Let’s stay with that metaphor, but wake it up a little. Let’s imagine that you are giving someone a present, and this time you do wrap it, and you do give it to them, and you do let it know it’s from you.

You remember to do all the stuff I remind you to do, above. But what’s inside is almost nothing.

Good news! I have reason to believe the recipient (and we’re talking about Jesus, here, if I didn’t make that clear) will be delighted. There’s even a parable about this: The widow’s mite. She brings her two little coins to the temple because that’s what she has, and the Lord is delighted with her gift.

Scripture is pretty clear about this: The God who cares about the sparrow and about the number of hairs on your head is not going to be snooty about being offered a small gift. It is sincerity he cares about, not volume.

Ah, but what if you make some kind of small, feeble offering to the Lord and you’re capable of so much more? What if you have much and you only give a little, because you’re weak and a little selfish and you want to love God, but you only love him a little bit? What will he say to a paltry little gift like that?

I think something like: “Thank you, my lovely love, my dearest dear, my sweetest sweet. I love it. Please come back again soon so I can see you again, and we will see what we can do together.”

He’s not stupid and he’s not a sucker. But he knows love when he sees it. He IS love, and when something is given, he is there, and he seems to find love irresistible, even in tiny little amounts.

This is what Jesus does when we offer something to him. Remember, he doesn’t need anything. He isn’t lacking in anything, in any way. The only reason he wants you to give him things is so he can grow them and give them back to you.

Not like an investment bank, where you put in a cold, hard coin and get back two cold, hard coins, but like a seed, a little dry speck that you give to the ground and somehow, unreasonably, it becomes a living, growing, thriving tree and all the birds of the air come and roost in its branches.

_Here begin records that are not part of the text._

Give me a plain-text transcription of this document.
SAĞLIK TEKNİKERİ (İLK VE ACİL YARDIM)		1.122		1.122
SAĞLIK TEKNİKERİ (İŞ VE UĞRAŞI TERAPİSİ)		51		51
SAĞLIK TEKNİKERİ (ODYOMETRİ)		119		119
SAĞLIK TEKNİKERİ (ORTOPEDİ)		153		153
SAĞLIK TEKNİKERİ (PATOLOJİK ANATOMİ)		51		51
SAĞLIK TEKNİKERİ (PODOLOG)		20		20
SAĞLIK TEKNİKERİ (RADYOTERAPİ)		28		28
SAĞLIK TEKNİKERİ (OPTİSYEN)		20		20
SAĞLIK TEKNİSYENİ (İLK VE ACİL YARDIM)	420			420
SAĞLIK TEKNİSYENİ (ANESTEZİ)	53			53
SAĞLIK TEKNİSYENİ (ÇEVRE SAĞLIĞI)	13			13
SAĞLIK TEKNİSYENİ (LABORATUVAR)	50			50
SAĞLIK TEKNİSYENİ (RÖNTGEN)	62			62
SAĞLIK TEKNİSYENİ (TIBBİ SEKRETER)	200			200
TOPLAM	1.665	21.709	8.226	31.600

This is a real thing that happens. I’ve seen it. You give little things to Jesus and he makes them huge and thriving and alive. Not always overnight! Not even necessarily in your lifetime. But you can be sure that anything you turn over to him will not languish there, because letting things languish is not what he does. It is not who he is.

What else is there to say? All we have to lose is our dry little specks. Praise Jesus, who makes all things live.